Some will remember that upon his arrival in the Governor’s Office, Dannel Malloy whined about the fact that he had “inherited” a $3.7 billion budget shortfall following the fiscally irresponsible policies of Governor Jodi Rell and the Democratic-controlled Connecticut General Assembly.
However, rather than use his time in office to put the state back on track, Malloy’s irresponsible budget tactics have further exacerbated Connecticut’s fiscal problems.
Proof of this growing disaster can be found in the reality that as the Malloy administration prepares to propose Connecticut’s next state budget, the governor and his staff are facing a projected biennial budget shortfall in excess of $3.3 billion and growing.
Will this be the year that Governor Dannel Malloy finally takes the steps necessary to confront the budget problems challenging the state?
The answer is almost certainly a resounding NO!.
Sources close to Malloy are reporting that the neo-liberal politician’s “solution” to Connecticut’s fiscal crisis will be to propose a budget full of gimmicks, all the while dumping the responsibility for dealing with the state’s catastrophically high debt and unfunded liabilities onto our children and future generations.
Behind closed doors, Malloy and his team have begun the task of putting together the state’s FY18-FY19 proposed budget. Knowledgeable sources suggest that this new budget will be built on more cuts to vital services, shifting even more of the burden for a college education onto the backs of Connecticut’s students and their families and significantly reducing the amount of municipal aid, thereby further increasing the property tax rates on Connecticut’s middle income families.

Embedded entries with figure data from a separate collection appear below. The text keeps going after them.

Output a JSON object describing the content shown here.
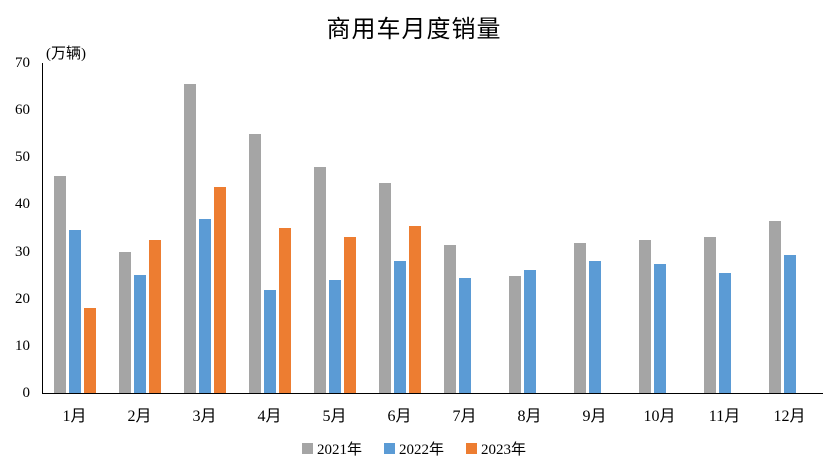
{
  "title": "商用车月度销量",
  "chart_data": {
    "type": "bar",
    "title": "商用车月度销量",
    "ylabel": "(万辆)",
    "xlabel": "",
    "categories": [
      "1月",
      "2月",
      "3月",
      "4月",
      "5月",
      "6月",
      "7月",
      "8月",
      "9月",
      "10月",
      "11月",
      "12月"
    ],
    "y_ticks": [
      0,
      10,
      20,
      30,
      40,
      50,
      60,
      70
    ],
    "ylim": [
      0,
      70
    ],
    "grid": false,
    "legend_position": "bottom",
    "series": [
      {
        "name": "2021年",
        "color": "#A5A5A5",
        "values": [
          46,
          30,
          65.5,
          55,
          48,
          44.5,
          31.3,
          24.8,
          31.8,
          32.5,
          33,
          36.5
        ]
      },
      {
        "name": "2022年",
        "color": "#5B9BD5",
        "values": [
          34.5,
          25,
          37,
          21.8,
          24,
          28,
          24.5,
          26,
          28,
          27.3,
          25.5,
          29.2
        ]
      },
      {
        "name": "2023年",
        "color": "#ED7D31",
        "values": [
          18,
          32.4,
          43.7,
          35,
          33,
          35.5,
          null,
          null,
          null,
          null,
          null,
          null
        ]
      }
    ]
  },
  "colors": {
    "axis": "#000000",
    "series_2021": "#A5A5A5",
    "series_2022": "#5B9BD5",
    "series_2023": "#ED7D31"
  }
}
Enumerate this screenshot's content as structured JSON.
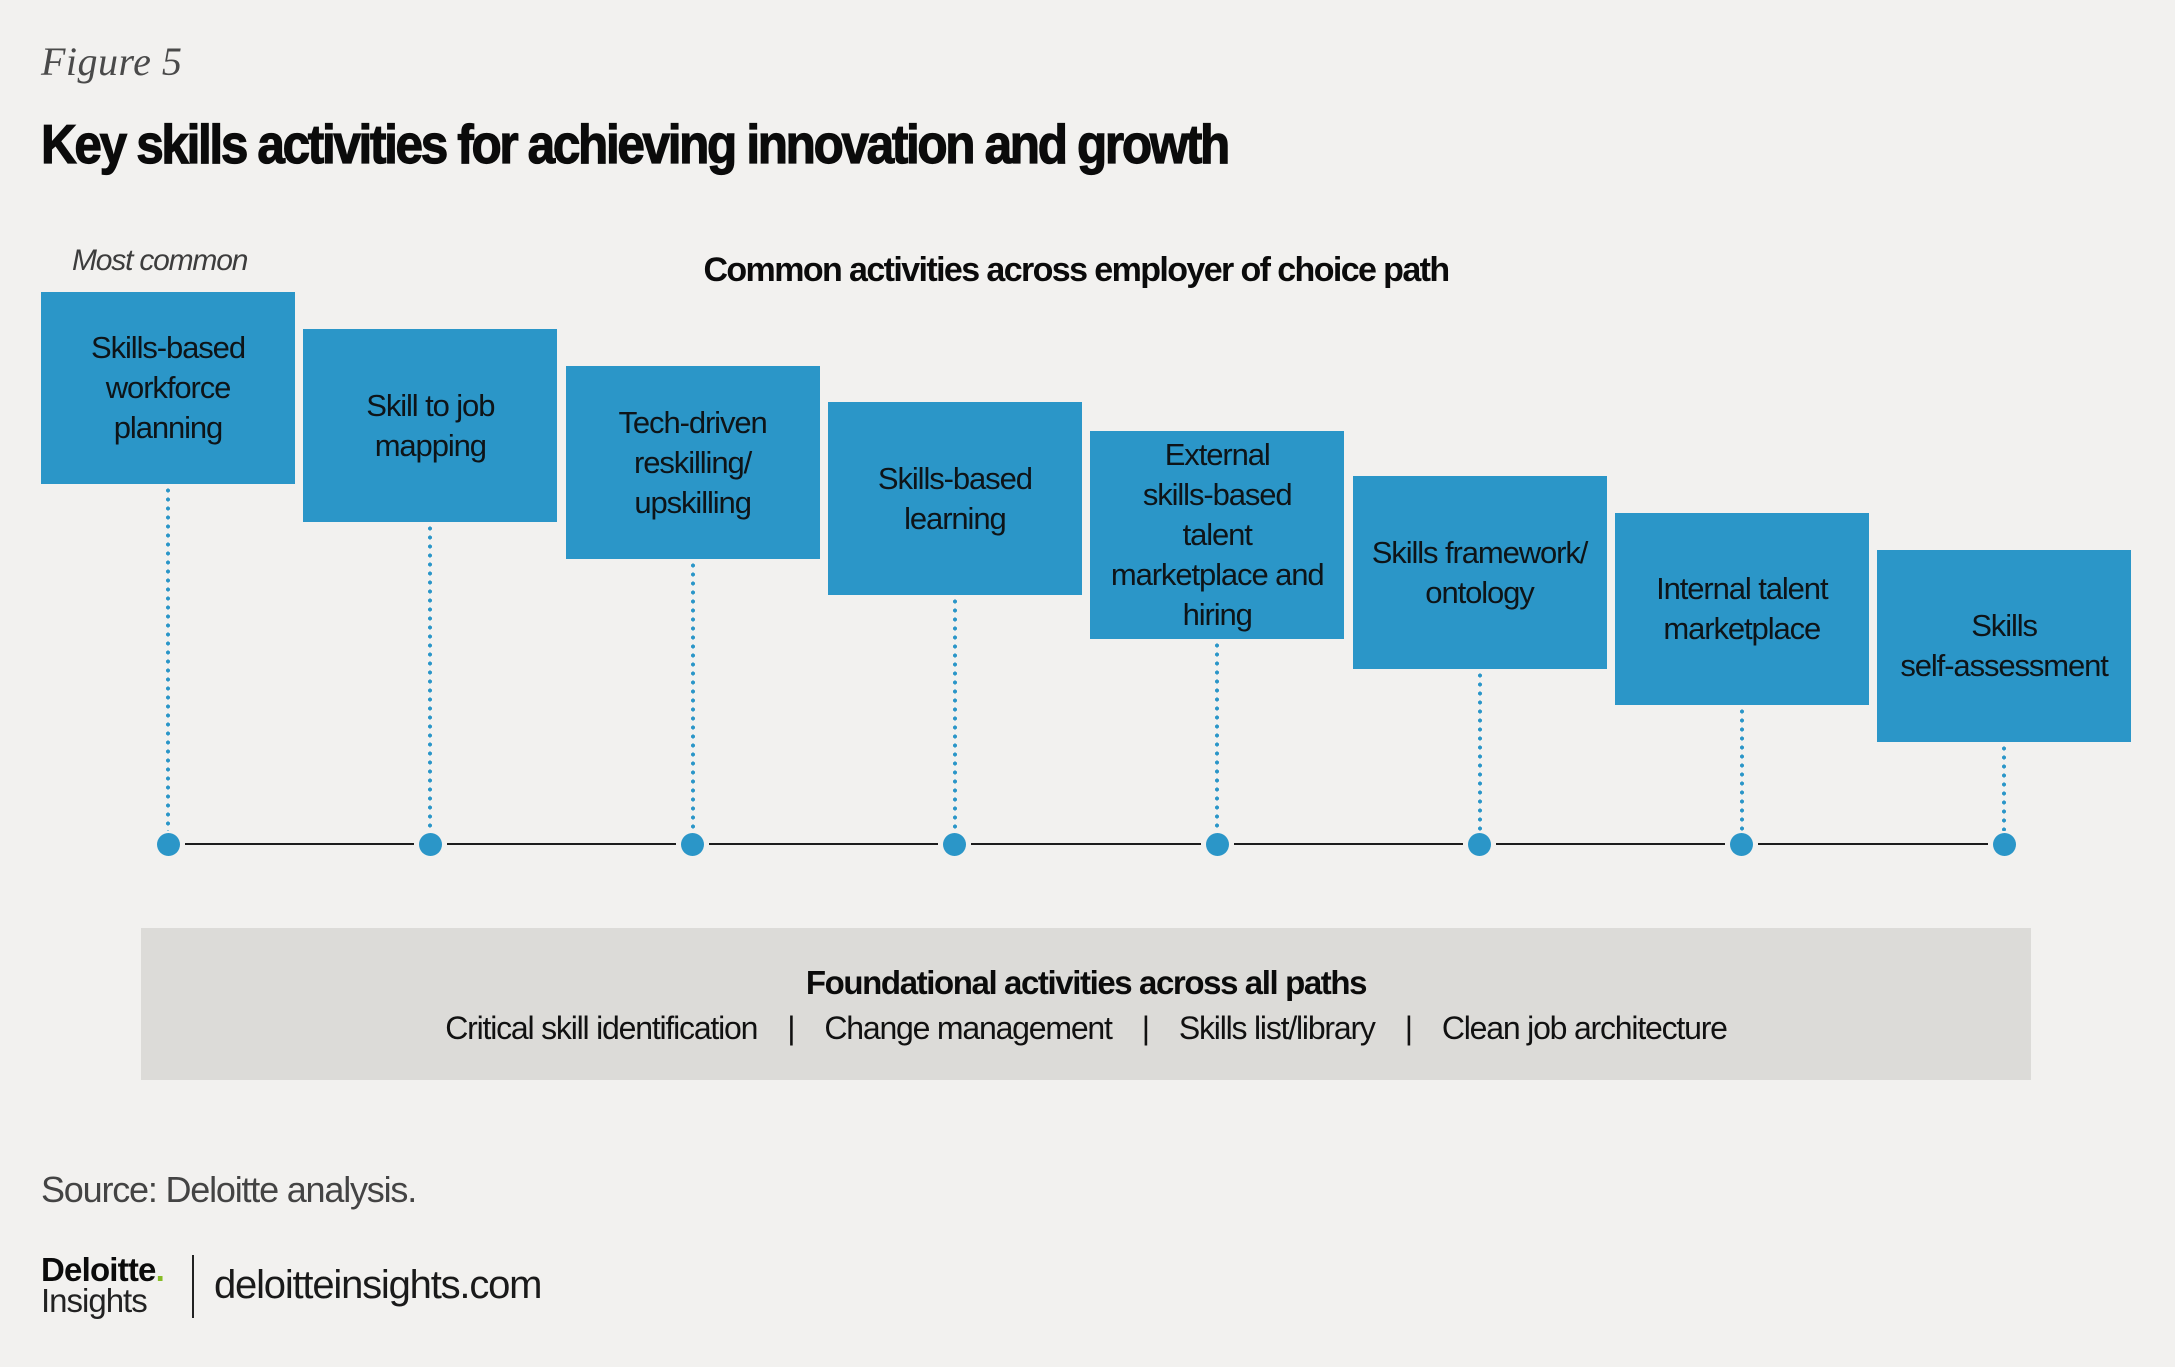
{
  "figure_label": "Figure 5",
  "title": "Key skills activities for achieving innovation and growth",
  "most_common_label": "Most common",
  "common_heading": "Common activities across employer of choice path",
  "colors": {
    "box_fill": "#2b96c8",
    "background": "#f2f1ef",
    "foundation_fill": "#dcdbd8",
    "timeline_line": "#1c1c1c",
    "logo_dot": "#86bc25"
  },
  "activities": [
    {
      "rank": 1,
      "label": "Skills-based\nworkforce\nplanning"
    },
    {
      "rank": 2,
      "label": "Skill to job\nmapping"
    },
    {
      "rank": 3,
      "label": "Tech-driven\nreskilling/\nupskilling"
    },
    {
      "rank": 4,
      "label": "Skills-based\nlearning"
    },
    {
      "rank": 5,
      "label": "External\nskills-based\ntalent\nmarketplace and\nhiring"
    },
    {
      "rank": 6,
      "label": "Skills framework/\nontology"
    },
    {
      "rank": 7,
      "label": "Internal talent\nmarketplace"
    },
    {
      "rank": 8,
      "label": "Skills\nself-assessment"
    }
  ],
  "foundation": {
    "title": "Foundational activities across all paths",
    "items": [
      "Critical skill identification",
      "Change management",
      "Skills list/library",
      "Clean job architecture"
    ],
    "separator": "|"
  },
  "source": "Source: Deloitte analysis.",
  "logo": {
    "brand": "Deloitte",
    "dot": ".",
    "sub": "Insights"
  },
  "url": "deloitteinsights.com"
}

Equally appalling is the growing probability that Malloy, with the support of the legislature, will simply walk away from the state’s obligation to confront its $74 billion in debt and unfunded liabilities.

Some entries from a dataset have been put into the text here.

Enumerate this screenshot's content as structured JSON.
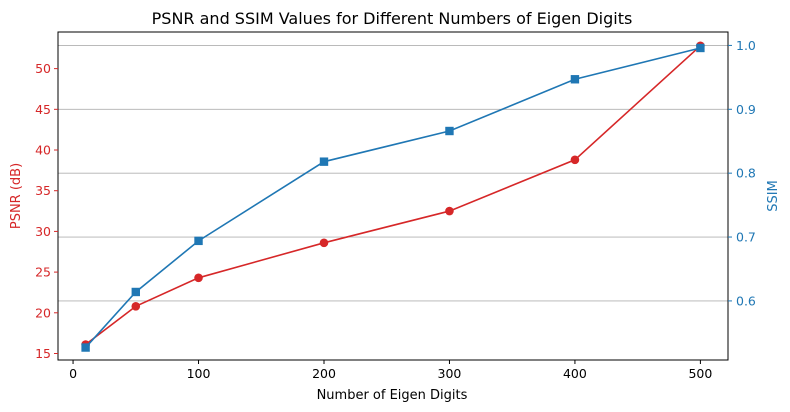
{
  "chart_data": {
    "type": "line",
    "title": "PSNR and SSIM Values for Different Numbers of Eigen Digits",
    "xlabel": "Number of Eigen Digits",
    "x": [
      10,
      50,
      100,
      200,
      300,
      400,
      500
    ],
    "xlim": [
      -12,
      522
    ],
    "x_ticks": [
      0,
      100,
      200,
      300,
      400,
      500
    ],
    "x_tick_labels": [
      "0",
      "100",
      "200",
      "300",
      "400",
      "500"
    ],
    "left_axis": {
      "label": "PSNR (dB)",
      "color": "#d62728",
      "ylim": [
        14.2,
        54.5
      ],
      "ticks": [
        15,
        20,
        25,
        30,
        35,
        40,
        45,
        50
      ],
      "tick_labels": [
        "15",
        "20",
        "25",
        "30",
        "35",
        "40",
        "45",
        "50"
      ]
    },
    "right_axis": {
      "label": "SSIM",
      "color": "#1f77b4",
      "ylim": [
        0.5075,
        1.021
      ],
      "ticks": [
        0.6,
        0.7,
        0.8,
        0.9,
        1.0
      ],
      "tick_labels": [
        "0.6",
        "0.7",
        "0.8",
        "0.9",
        "1.0"
      ]
    },
    "grid": "horizontal lines at right-axis ticks",
    "series": [
      {
        "axis": "left",
        "marker": "circle",
        "color": "#d62728",
        "values": [
          16.1,
          20.8,
          24.3,
          28.6,
          32.5,
          38.8,
          52.8
        ]
      },
      {
        "axis": "right",
        "marker": "square",
        "color": "#1f77b4",
        "values": [
          0.527,
          0.614,
          0.694,
          0.818,
          0.866,
          0.947,
          0.996
        ]
      }
    ]
  }
}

For decades Connecticut state government has refused to properly fund its state employee and teacher pension and benefit plans.
Making matters even worse, Malloy and the legislature have been using the state’s credit card in inappropriate ways, including Malloy’s much heralded corporate welfare program designed to reward companies he favors.
Now all of those “chickens are coming home to roost,” but rather then step up and take action to reduce state debt and adequately fund pension and benefits, it now appears that Malloy will simply propose dumping the burden onto Connecticut’s children and future generations.
While facing the fundamental obligation to do what is right, their operating motto seems to remain – Don’t do today what you can put off until tomorrow – no matter how devastating that delay will be for our children and those yet to come.
If Connecticut voters are not outraged, they aren’t paying enough attention.